Die Reduzierungsstrategien einer solchen Arbeitslast durch den Nachwuchs müsste die Arbeitgeber und Vorgesetzten alarmieren: 49 Prozent vermindern ihre Arbeitszeit, 47 Prozent wechseln von Kliniken in die ambulante Medizin, 39 Prozent wechseln den Arbeitgeber. Wie wenig ausgeprägt das Vertrauen in Führungspersonal ist, zeigt die Tatsache, dass nur 20 Prozent der Ärztinnen und Ärzte das Gespräch mit den Vorgesetzten sucht.

"Wir arbeiten am Limit", sagen 66 Prozent der jungen Mediziner, 74 Prozent verlieren die Freude an ihrer Arbeit – vor allem auch deshalb, weil sie keinerlei Anstrengungen der Klinikleitungen sehen, die Arbeitsbedingungen zu verbessern. 

Defizitäre Führungsqualität

Im Gegenteil. Die reichhaltige Kommentierung der Umfrage zeigt ein Führungsverhalten von Vorgesetzen, das aus dem letzten Jahrhundert tradiert ist: "Meine Chefin reagiert cholerisch und schikanierend.
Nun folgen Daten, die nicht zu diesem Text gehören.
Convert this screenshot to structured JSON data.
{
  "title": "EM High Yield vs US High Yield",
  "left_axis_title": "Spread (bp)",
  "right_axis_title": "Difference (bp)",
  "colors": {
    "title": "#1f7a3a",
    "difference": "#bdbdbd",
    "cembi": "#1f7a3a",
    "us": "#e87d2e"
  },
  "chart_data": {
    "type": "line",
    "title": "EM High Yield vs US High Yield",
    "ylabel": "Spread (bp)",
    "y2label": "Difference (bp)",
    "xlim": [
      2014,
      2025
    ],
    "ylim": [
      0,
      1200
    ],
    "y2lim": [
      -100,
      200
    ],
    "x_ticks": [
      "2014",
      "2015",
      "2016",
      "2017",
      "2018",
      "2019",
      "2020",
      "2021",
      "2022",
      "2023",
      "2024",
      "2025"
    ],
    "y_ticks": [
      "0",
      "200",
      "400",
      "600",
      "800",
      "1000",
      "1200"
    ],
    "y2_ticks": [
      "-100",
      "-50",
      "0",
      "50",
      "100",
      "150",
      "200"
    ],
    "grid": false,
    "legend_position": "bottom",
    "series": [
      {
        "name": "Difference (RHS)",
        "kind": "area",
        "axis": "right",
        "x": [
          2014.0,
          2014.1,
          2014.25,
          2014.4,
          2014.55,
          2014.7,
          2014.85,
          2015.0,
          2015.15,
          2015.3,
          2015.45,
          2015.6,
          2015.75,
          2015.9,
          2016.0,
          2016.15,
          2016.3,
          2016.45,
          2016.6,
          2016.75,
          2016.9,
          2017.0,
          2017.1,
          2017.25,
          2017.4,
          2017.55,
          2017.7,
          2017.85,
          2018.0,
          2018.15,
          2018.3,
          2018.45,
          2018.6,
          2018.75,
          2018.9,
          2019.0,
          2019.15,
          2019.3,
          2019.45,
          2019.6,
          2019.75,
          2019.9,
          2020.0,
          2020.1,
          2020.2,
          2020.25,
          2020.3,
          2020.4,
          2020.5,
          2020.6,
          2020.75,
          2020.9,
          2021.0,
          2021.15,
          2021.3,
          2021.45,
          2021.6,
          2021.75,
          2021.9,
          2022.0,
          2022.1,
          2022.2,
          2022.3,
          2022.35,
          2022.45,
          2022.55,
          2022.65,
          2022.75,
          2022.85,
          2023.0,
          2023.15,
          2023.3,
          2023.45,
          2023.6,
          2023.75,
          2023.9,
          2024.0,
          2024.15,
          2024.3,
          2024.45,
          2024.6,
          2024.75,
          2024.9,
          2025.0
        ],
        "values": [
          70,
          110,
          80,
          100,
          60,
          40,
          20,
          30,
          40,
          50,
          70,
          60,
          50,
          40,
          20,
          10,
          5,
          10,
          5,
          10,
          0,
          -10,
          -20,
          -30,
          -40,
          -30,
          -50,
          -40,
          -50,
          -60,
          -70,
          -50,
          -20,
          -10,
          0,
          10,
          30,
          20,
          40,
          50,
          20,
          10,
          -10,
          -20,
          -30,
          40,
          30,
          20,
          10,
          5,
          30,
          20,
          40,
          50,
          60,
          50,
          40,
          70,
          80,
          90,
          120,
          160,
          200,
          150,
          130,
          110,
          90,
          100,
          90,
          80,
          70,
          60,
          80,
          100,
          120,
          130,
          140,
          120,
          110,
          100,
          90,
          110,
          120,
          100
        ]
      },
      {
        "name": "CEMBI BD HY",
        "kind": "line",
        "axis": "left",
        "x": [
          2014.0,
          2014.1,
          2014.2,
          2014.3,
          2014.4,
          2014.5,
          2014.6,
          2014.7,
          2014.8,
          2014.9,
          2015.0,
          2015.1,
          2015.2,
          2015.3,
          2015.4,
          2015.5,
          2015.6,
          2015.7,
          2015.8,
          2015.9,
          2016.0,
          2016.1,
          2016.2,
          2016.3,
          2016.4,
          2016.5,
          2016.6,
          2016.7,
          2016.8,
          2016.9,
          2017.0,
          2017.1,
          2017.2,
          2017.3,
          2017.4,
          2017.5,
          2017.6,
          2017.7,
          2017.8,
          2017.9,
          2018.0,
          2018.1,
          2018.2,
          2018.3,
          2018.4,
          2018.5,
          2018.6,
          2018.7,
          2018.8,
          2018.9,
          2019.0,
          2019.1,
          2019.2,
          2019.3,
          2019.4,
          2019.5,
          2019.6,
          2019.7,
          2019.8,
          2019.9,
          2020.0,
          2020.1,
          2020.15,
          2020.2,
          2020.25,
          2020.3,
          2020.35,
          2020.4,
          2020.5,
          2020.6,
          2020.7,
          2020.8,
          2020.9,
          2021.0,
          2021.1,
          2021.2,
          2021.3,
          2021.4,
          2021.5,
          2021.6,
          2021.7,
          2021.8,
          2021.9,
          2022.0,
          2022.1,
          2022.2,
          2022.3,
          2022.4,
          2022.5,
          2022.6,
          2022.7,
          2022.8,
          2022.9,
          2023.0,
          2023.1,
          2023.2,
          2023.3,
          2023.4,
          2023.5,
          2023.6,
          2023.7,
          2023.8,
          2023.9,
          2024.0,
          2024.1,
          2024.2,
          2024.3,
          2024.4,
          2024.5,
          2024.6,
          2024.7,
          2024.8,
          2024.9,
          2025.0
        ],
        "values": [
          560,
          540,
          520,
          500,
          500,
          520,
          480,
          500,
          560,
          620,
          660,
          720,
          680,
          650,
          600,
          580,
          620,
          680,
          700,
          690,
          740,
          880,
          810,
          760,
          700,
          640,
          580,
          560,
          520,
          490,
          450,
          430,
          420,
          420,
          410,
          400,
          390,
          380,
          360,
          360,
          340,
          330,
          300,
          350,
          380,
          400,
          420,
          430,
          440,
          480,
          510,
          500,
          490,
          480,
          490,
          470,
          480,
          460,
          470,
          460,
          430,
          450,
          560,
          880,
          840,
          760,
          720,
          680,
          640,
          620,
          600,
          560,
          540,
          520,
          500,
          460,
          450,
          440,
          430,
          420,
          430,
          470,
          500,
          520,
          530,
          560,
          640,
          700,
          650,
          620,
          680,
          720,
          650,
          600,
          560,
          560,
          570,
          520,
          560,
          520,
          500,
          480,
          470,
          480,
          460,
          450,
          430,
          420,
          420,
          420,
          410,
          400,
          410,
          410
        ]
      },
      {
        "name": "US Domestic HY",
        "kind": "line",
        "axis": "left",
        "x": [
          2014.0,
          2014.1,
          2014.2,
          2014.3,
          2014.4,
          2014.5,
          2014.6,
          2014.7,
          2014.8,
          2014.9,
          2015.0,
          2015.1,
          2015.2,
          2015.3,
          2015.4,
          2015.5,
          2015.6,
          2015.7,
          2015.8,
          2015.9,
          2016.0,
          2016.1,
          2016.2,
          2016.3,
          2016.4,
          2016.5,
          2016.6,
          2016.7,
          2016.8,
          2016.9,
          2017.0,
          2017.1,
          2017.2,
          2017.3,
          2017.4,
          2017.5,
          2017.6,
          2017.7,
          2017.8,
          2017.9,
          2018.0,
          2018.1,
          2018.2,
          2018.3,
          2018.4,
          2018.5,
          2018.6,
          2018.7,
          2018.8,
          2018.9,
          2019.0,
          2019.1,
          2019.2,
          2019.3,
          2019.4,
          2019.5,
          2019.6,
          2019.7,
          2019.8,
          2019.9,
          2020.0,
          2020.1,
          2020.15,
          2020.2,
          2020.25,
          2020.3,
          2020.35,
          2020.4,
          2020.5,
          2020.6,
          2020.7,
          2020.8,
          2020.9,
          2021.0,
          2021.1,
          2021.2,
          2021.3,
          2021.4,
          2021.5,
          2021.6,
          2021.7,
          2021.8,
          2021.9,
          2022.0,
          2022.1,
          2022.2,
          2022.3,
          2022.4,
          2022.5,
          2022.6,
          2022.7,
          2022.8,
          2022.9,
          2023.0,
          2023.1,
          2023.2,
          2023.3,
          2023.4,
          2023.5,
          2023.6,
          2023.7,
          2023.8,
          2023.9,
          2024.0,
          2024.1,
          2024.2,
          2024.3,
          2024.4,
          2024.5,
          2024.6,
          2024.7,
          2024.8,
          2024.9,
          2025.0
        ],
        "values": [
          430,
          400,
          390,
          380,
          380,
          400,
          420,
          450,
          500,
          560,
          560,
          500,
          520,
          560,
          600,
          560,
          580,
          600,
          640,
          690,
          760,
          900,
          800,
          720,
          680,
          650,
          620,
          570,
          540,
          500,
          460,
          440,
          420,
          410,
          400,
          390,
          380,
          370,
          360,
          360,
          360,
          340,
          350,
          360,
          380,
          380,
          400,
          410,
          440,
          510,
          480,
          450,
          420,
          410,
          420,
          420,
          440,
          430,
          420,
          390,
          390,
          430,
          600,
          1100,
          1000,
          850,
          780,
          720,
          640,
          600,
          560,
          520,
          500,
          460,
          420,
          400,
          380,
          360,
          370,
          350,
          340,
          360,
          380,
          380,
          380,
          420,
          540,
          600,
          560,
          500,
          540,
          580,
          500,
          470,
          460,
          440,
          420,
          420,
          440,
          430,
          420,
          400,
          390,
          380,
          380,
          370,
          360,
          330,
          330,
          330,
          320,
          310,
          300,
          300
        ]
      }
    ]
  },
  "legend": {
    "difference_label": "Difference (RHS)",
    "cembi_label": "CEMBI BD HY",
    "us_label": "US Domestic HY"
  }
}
Stundenweises Fehlen wegen wichtiger ärztlicher Termine werden nicht genehmigt." Oder "Die Hürde der Krankmeldung beim Oberarzt wird mit entsprechenden Kommentaren garniert." Oder "Mein Chef ist selbst ein Workaholic mit 80 bis 100 Wochenstunden." Neben respektlosen und fordernden Chefs werden aber auch die zynische Arbeitsatmosphäre und mangelnde Solidarität unter den Kollegen kritisiert.

Ziemlich resignierend resümiert ein Umfrageteilnehmer:

"Man muss aufpassen, dass die Ärzte, die wir in Deutschland brauchen, nicht auswandern, so wie viele Kollegen das gemacht haben. Dem Staat müsste doch daran gelegen sein, eine gute Versorgung und Bindung der Ärzte zu schaffen. Aber ich bin desillusioniert."